I’d been the sole caregiver of my grandchildren for 13 years and supplied them with most of their needs (food, clothing, etc.), since they stayed with me most of the time.
Wishing to be supportive of my daughter, I loaned them money to set up a business among other things. She promised to pay me back as soon as they were back on their feet… years passed, no sign of the money, and whenever I reminded her of the loan, she’d stay away and withhold the children from me.
The first time she did this was when my husband was terminally ill.
Now, a widow, I decided to down-size and got a condo quite far from their place. Ever since, she never spoke to me and, as usual, withheld the children.
She’s refused to sit down and dialogue.
What recourse do I take so I can see my grandchildren?
And how do I make them pay the money they owe me?
They’ve sold this business at a profit, but no offer was made.
- Shut Out
Keep the matters of grandchildren visits and the unpaid loan separate.
You can talk to a lawyer about re-payment, but unless you have some promissory note from them, or can prove through their bookkeeping that they borrowed from you, you’ve learned the expensive lesson about lending to relatives. Especially when you’re already dealing with relatives whom you already know to be irresponsible or leaning on you.
The more significant issue is your grandchildren. Some of them must be old enough now for you to reach personally, through email, phone or letter. Stay in contact – communicate with interest about what they’re doing, and, without pressure, say you miss them and would dearly like to see them.
Do NOT blame their mother… but do ask if they can arrange a visit, say, for Christmas or a weekend sleepover.
If your daughter gets involved in this, do not mention the money.
As for your legal rights regarding the children, it’s unlikely a court would grant you visitation at this stage unless the kids were suffering under their own parents’ care, or seeking it with you… but do ask your lawyer about this too.
My boyfriend and I (both early-20s) have been dating for three years.
Lately, he hasn’t been motivated to do anything.

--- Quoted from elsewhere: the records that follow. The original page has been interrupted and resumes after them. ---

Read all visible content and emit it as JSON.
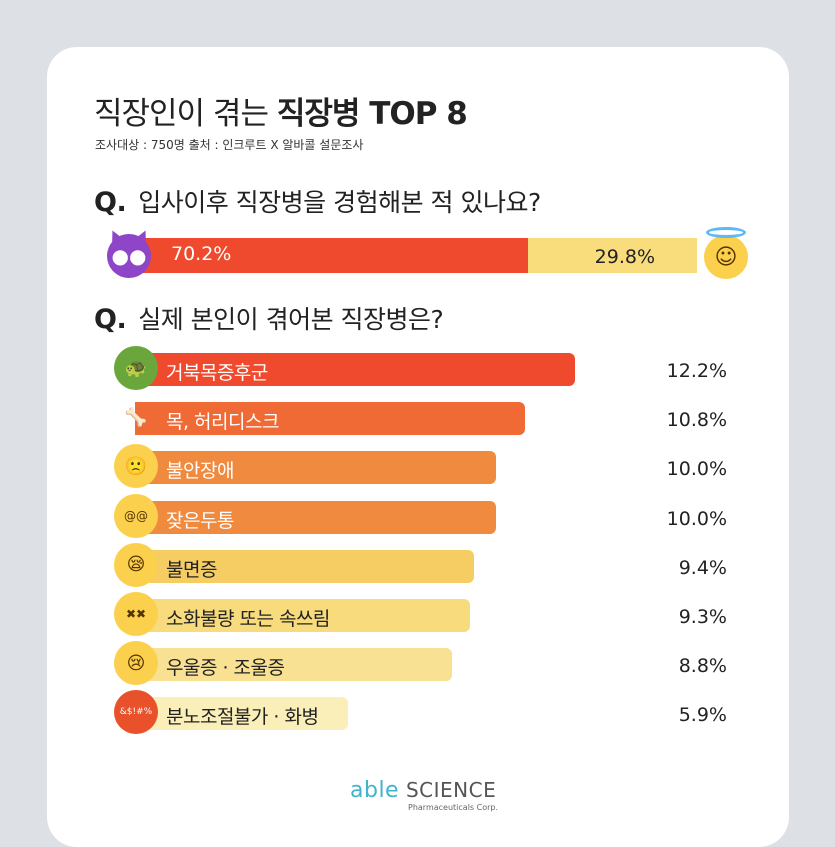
{
  "title": {
    "regular": "직장인이 겪는",
    "bold": "직장병 TOP 8"
  },
  "subtitle": "조사대상 : 750명   출처 : 인크루트 X 알바콜 설문조사",
  "q1": {
    "mark": "Q.",
    "text": "입사이후 직장병을 경험해본 적 있나요?"
  },
  "q2": {
    "mark": "Q.",
    "text": "실제 본인이 겪어본 직장병은?"
  },
  "icons": {
    "left": "devil-face-icon",
    "right": "angel-face-icon"
  },
  "colors": {
    "bg": "#dde1e5",
    "card": "#ffffff",
    "bar1": "#ef4a2d",
    "bar2": "#ef6a35",
    "bar3": "#f08a3f",
    "bar4": "#f08a3f",
    "bar5": "#f5cd63",
    "bar6": "#f7db7c",
    "bar7": "#f8e192",
    "bar8": "#fbefb9",
    "split_left": "#ef4a2d",
    "split_right": "#f9dc7c"
  },
  "chart_data": [
    {
      "type": "bar",
      "orientation": "horizontal-stacked",
      "categories": [
        "Q. 입사이후 직장병을 경험해본 적 있나요?"
      ],
      "series": [
        {
          "values": [
            70.2
          ],
          "label": "70.2%"
        },
        {
          "values": [
            29.8
          ],
          "label": "29.8%"
        }
      ],
      "xlim": [
        0,
        100
      ]
    },
    {
      "type": "bar",
      "orientation": "horizontal",
      "categories": [
        "거북목증후군",
        "목, 허리디스크",
        "불안장애",
        "잦은두통",
        "불면증",
        "소화불량 또는 속쓰림",
        "우울증 · 조울증",
        "분노조절불가 · 화병"
      ],
      "values": [
        12.2,
        10.8,
        10.0,
        10.0,
        9.4,
        9.3,
        8.8,
        5.9
      ],
      "value_labels": [
        "12.2%",
        "10.8%",
        "10.0%",
        "10.0%",
        "9.4%",
        "9.3%",
        "8.8%",
        "5.9%"
      ],
      "icons": [
        "turtle-icon",
        "bone-icon",
        "worried-face-icon",
        "dizzy-face-icon",
        "yawning-face-icon",
        "vomiting-face-icon",
        "crying-face-icon",
        "cursing-face-icon"
      ],
      "icon_glyphs": [
        "🐢",
        "🦴",
        "🙁",
        "@@",
        "😪",
        "✖✖",
        "😢",
        "&$!#%"
      ],
      "xlim": [
        0,
        12.2
      ]
    }
  ],
  "logo": {
    "able": "able",
    "science": "SCIENCE",
    "sub": "Pharmaceuticals Corp."
  }
}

We’re only able to see each other on weekends because we live a distance apart. I work a lot so my weekends are very important.
Whenever I mention some plans, they’re quickly shot down but he never has plans of his own.
I get very upset when we don't do anything.
He reacts saying I’m selfish and that I control our weekends. But I just don't want to spend my time off sitting around.
- Bored to Tears
By now, you may be with the wrong guy, since you’ve found you have different energies and needs. What worked in the past as you were getting to know each other, when just hanging out together may’ve been a romantic period, is NOT working now. Talk to him without blaming him, since after all, he’s as entitled to his own idea of recreation as you are to yours. To stay together, you both need to learn to compromise – e.g. one weekend with plans, and one without.
If you can’t agree on something as simple as that, there’s not a lot of hope for more serious disagreements.
I’m 16, male, and last year a girl at school tried to befriend me, but I ignored it because of my inexperience with girls.
This year she’s saying “hello;” I’ve worked up the courage to speak to her first, but never have a conversation with her.
I lack self-esteem and confidence, but also don’t know if she’s single. Besides, she’s surrounded by friends I don’t know.
I’ve developed a large crush on her. What can I do?
- Shy Guy
She doesn’t have to be single for you to chat beyond “hello.”
You’ve developed this crush because you find it safer to imagine a conversation than to have one, for fear of her rejecting you. She’s only being friendly… and that’s your opportunity, or else you’ll push yourself deeper away.
Talk about the last class, the homework assignment, the teacher’s bad joke, anything familiar to you both. Then stay friendly, without fantasizing more.
Tip of the day:
Treat a loan to relatives like any other business matter and get a signed note promising re-payment.